The government wants to fully insulate the goods and services tax (GST) technology backbone from hackers, amid growing risks of cyber-criminals misusing confidential information on transactions worth thousands of crores of rupees.
Revenue secretary Hashmukh Adhia, who is overseeing the groundwork for implementing GST, told a group of banks, GSTN, Central bank and tax officials to plug all gaps on potential cyber-fraud and sabotage and get the IT backbone ready by September 30.
GSTN — GST Network—has been tasked with creating a robust IT backbone to enable real-time taxpayer registration, filing returns, handle invoices, execute inter-state tax settlements, and connect states for twoway data flow for GST.
The government expects about 3 billion transactions to take place every month through the network after GST kicks in. The tech network will be tested through a string of simulated dry runs before the new GST’s expected roll-out from April 1, 2017.
These simulated exercises will be done to iron out glitches ahead of implementation once the GST rates on specific goods and services are decided.

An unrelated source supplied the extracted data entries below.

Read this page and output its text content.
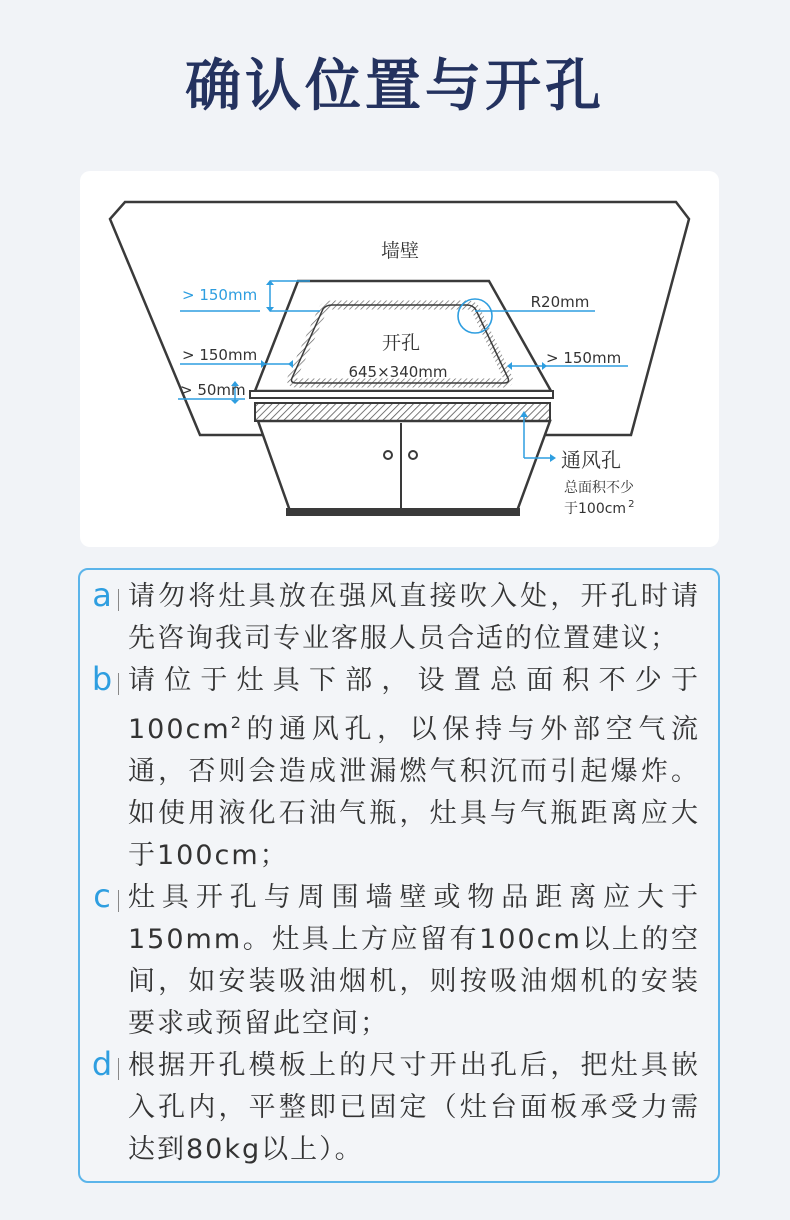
确认位置与开孔
墙壁
开孔
645×340mm
R20mm
> 150mm
> 150mm
> 50mm
> 150mm
通风孔
总面积不少
于100cm $^2$
a 请勿将灶具放在强风直接吹入处，开孔时请先咨询我司专业客服人员合适的位置建议；
b 请位于灶具下部，设置总面积不少于$100cm^2$的通风孔，以保持与外部空气流通，否则会造成泄漏燃气积沉而引起爆炸。如使用液化石油气瓶，灶具与气瓶距离应大于100cm；
c 灶具开孔与周围墙壁或物品距离应大于150mm。灶具上方应留有100cm以上的空间，如安装吸油烟机，则按吸油烟机的安装要求或预留此空间；
d 根据开孔模板上的尺寸开出孔后，把灶具嵌入孔内，平整即已固定（灶台面板承受力需达到80kg以上）。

“Cyber frauds have to be tackled with greater digital security. The digital revolution is irreversible now,” Adhia told HT. “Digital banking is the order of the day. We cannot think of going back to the system of manual banking,”
Infosys, India’s second largest software services company, is building the tech backbone.
“The system should have adequate firewalls in place to protect from increasing online payment frauds and maintaining data secrecy,” GSTN chairman Navin Kumar told HT.
“We are working on it with Infosys and we will make sure that the system will have the best safety and security measures available globally,” Kumar said.
According to the latest RBI data, the incidence of ATM, credit, debit card and net banking-related fraud has gone up by more than 35% between 2012-13 and 2015-16 in India.